“The Serpent’s Shadow” by Rick Riordan

Available on Amazon and in Barnes & Noble

I eagerly awaited the release of this novel but I did not enjoy it as much as I did the previous installments in the Kane Chronicles series. It was unmemorable. After I was done reading, I didn’t savor it as I usually did whenever I finished a book. Usually I would close the book, recline, and replay/review what I had read in my head, playing the parts that I favored in slow motion, fast-forwarding through others. But when I was done with The Serpent’s Shadow, it quickly became an afterthought and I was ready to move on to something new.

Quick summary:

In The Serpent’s Shadow, the world is about to end again and Sadie and Carter has a limited time to stop it. Apophis, god of chaos wants to take out Ma’at by swallowing the sun god, Ra, and drowning the world in a swarming sea of chaos. To prevent this, Carter and Sadie must execrate Apophis by trapping his shadow, which is a part of his soul. To do this, they have to save the ghost of an evil magician, Setne, from a dire judgment, bring back the soul of their god-friend Bes to his body (a great way to practice before tackling Apophis), find the book of Thoth, tackle some demons, and semi-lose their friend, Walt. I say semi-lose here because (SPOILER!!) Walt is supposed to die and he does, but since both he and Anubis (god of the dead) wants to be with Sadie (I have no idea why), they decide to share a body so that Walt can live to be with Sadie and Anubis can also be with her through Walt (Anubis is not allowed to be with her as a god) (anyways, creepy). Since they defeated Apophis and banished chaos, severe chaos I guess, the gods of Ma’at (order) are also banished since both are connected. In effect, the gods are exiled.

My reaction:

Riordan’s imaginativeness is still strong in this installment. Again, I can’t help admiring how he weaves the mythology and aspects of modern society together to create an engaging story sprinkled throughout with Ancient Egyptian terminologies (mostly used for spells) as well as modern lingo. The creativity is great and the storytelling is not bad either. I enjoy the switch in perspectives as the focus bounces back and forth between Sadie and Carter. Also, for each major event in which both Sadie and Carter were involved, we are able to view it from each of their perspectives and understand/know how they are affected by it. But I must say that I favored Carter’s parts. They were more descriptive and thus more engaging.

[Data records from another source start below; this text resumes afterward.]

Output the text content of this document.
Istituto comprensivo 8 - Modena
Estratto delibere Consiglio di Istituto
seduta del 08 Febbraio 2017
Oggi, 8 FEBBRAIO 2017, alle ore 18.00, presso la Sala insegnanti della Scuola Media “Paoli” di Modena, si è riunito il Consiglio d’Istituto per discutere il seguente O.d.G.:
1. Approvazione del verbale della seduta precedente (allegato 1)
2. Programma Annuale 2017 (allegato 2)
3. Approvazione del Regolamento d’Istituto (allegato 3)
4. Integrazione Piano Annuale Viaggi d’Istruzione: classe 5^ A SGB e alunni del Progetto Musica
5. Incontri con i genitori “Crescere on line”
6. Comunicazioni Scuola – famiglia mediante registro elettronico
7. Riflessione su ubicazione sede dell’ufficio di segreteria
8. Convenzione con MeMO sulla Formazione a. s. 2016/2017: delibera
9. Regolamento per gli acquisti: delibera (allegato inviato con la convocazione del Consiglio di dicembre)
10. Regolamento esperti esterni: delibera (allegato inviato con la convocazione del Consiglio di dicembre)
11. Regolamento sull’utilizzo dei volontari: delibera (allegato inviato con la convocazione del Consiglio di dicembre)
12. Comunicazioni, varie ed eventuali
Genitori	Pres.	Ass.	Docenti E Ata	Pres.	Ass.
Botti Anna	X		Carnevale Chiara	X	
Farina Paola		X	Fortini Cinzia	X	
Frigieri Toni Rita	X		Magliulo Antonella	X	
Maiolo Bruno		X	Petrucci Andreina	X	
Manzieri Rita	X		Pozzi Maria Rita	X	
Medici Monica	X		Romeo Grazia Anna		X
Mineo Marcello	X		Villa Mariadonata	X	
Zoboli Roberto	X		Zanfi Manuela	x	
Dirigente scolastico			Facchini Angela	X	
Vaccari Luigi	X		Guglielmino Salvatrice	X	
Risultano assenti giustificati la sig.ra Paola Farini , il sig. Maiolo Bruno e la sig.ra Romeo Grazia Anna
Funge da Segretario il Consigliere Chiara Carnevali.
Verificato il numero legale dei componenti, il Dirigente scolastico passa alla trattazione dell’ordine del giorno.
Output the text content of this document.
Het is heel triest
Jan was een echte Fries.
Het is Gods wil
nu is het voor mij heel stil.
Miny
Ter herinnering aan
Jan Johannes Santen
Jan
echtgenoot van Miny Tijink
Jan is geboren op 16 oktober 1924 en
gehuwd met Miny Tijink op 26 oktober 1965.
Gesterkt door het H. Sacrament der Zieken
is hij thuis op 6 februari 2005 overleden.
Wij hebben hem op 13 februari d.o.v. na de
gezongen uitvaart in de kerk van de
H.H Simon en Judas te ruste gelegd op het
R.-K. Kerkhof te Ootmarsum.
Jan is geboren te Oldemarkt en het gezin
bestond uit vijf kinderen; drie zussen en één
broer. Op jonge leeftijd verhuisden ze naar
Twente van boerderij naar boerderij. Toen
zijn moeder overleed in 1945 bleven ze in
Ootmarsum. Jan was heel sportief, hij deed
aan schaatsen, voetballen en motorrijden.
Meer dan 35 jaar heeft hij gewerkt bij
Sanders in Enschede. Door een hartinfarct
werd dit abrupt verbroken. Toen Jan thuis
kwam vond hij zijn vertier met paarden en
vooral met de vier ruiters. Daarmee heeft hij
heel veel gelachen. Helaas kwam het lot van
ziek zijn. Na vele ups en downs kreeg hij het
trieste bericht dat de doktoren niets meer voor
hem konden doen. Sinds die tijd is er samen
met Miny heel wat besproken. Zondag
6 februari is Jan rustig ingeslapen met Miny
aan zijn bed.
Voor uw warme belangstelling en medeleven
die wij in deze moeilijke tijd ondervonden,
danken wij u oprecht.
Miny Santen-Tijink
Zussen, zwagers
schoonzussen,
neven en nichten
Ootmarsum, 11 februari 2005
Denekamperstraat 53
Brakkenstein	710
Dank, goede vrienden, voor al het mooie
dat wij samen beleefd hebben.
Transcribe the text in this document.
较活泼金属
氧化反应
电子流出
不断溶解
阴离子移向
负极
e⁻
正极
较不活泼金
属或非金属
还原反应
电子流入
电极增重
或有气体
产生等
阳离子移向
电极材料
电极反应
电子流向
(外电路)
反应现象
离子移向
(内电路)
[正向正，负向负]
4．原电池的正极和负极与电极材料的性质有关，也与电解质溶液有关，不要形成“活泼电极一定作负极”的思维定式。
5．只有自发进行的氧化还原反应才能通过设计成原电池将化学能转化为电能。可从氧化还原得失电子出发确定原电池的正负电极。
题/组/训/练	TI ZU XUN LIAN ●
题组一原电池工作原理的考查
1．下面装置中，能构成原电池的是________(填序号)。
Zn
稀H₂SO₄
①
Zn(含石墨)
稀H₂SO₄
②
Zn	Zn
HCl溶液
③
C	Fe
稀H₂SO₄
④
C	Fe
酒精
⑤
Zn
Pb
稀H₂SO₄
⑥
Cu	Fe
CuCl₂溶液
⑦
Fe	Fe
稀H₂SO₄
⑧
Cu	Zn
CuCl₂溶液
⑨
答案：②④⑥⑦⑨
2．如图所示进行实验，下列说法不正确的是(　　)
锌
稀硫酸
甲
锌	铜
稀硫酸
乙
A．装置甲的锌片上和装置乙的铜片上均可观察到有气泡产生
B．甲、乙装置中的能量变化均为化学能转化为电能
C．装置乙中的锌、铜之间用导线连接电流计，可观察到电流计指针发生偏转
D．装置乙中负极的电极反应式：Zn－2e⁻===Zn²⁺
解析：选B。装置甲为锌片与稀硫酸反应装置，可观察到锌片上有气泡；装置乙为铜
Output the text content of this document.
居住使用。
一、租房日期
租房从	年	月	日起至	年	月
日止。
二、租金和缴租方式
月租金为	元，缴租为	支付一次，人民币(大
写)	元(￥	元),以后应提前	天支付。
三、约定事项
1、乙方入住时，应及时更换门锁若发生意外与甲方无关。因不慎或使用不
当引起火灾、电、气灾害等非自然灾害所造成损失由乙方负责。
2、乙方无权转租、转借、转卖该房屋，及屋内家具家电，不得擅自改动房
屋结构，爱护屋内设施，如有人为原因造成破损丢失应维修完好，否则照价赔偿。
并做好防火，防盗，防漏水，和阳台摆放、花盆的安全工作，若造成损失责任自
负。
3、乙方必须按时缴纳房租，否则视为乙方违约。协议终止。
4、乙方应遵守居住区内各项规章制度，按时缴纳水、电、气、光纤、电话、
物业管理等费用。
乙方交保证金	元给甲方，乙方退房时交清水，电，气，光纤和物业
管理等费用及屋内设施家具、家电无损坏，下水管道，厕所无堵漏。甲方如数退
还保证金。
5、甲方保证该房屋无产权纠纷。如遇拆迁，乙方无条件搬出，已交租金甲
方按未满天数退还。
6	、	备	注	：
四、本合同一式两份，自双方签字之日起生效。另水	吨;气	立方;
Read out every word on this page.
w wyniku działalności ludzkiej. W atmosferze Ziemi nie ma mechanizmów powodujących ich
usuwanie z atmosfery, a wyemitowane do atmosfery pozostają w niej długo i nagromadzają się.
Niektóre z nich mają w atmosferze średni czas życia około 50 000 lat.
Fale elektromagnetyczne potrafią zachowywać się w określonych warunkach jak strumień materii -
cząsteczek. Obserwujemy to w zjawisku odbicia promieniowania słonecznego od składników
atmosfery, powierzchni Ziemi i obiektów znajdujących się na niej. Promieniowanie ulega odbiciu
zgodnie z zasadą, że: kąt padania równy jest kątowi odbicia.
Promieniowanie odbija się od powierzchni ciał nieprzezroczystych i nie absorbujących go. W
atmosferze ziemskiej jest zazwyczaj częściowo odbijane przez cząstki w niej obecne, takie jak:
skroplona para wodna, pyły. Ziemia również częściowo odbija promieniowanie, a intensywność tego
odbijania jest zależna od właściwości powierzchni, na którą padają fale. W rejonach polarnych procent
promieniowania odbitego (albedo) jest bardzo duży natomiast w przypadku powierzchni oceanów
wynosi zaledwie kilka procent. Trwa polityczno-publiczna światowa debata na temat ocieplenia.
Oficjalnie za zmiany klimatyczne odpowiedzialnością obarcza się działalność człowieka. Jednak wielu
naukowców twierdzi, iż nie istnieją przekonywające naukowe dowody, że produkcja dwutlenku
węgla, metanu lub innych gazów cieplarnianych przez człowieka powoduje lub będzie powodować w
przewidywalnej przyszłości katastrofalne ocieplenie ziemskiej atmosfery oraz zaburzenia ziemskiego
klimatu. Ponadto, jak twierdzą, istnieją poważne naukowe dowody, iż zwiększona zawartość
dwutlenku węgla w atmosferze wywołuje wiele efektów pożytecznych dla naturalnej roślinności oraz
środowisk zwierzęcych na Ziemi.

I like the structure of the story. Though predictable, it works. However, I dislike the story because of Sadie. She’s annoying. Very annoying. I understand that her role is as a little sister and thus should be annoying (that is how the story seems to define her) but her annoying and bratty ways just makes her seem very shallow at times. I simply do not understand why Walt/Anubis likes her. In the previous installment, The Throne of Fire, I could believe the attraction. Sadie had more depth in that installment and wasn’t as annoying. In this one, however, I could not understand why Walt/Anubis wanted to be with her. Other than they both (Walt and Anubis) claiming to like her, I see no other apparent reason for their attraction. Maybe it’s just her looks, I dunno.

Really cool emblem; makes you want to run away to Brooklyn House and learn the way of the gods!

It’s the same with Carter and Zia. When did they get close and decide to like each other? It’s a given that Carter liked her since he fell for her shabti but I don’t recall Zia reciprocating those feelings so strongly in The Throne of Fire. When did those feelings develop? Must be while I wasn’t reading (the time that passed in between books). I was hoping though that Carter would finally step forward, tell Sadie to shut the hell up, and be the strong leader he always wants to be. For once, I wanted him to lead the story but Sadie always steals the thunder from him. When it comes to saving everyone, it is Sadie that steps forward and gets the job done. She’s very considerate but annoying.

I feel silly for not liking a book because of a character but Sadie really spoilt it for me. Other than that, the story was engaging, yes, it kept me reading but it did not stand out. It didn’t leave an impression. It just seemed as if I were rereading one of the other books. It’s the same situation with the same characters. Nothing new, really.

The twist at the end that left the open potential of characters from the Kane Chronicle mixing with those from the Heroes of Olympus series left me a bit ambivalent. I am excited to see what will happen and how it will turn out but since both The Serpent’s Shadow and The Son of Neptune did not leave a great impression on me, I am not too enthused to read what might come next.

Despite all that, Riordan is still one of my favorite authors. Hopefully, these last books are a warm up for a grand Kane-Chronicles-Heroes-of-Olympus finale.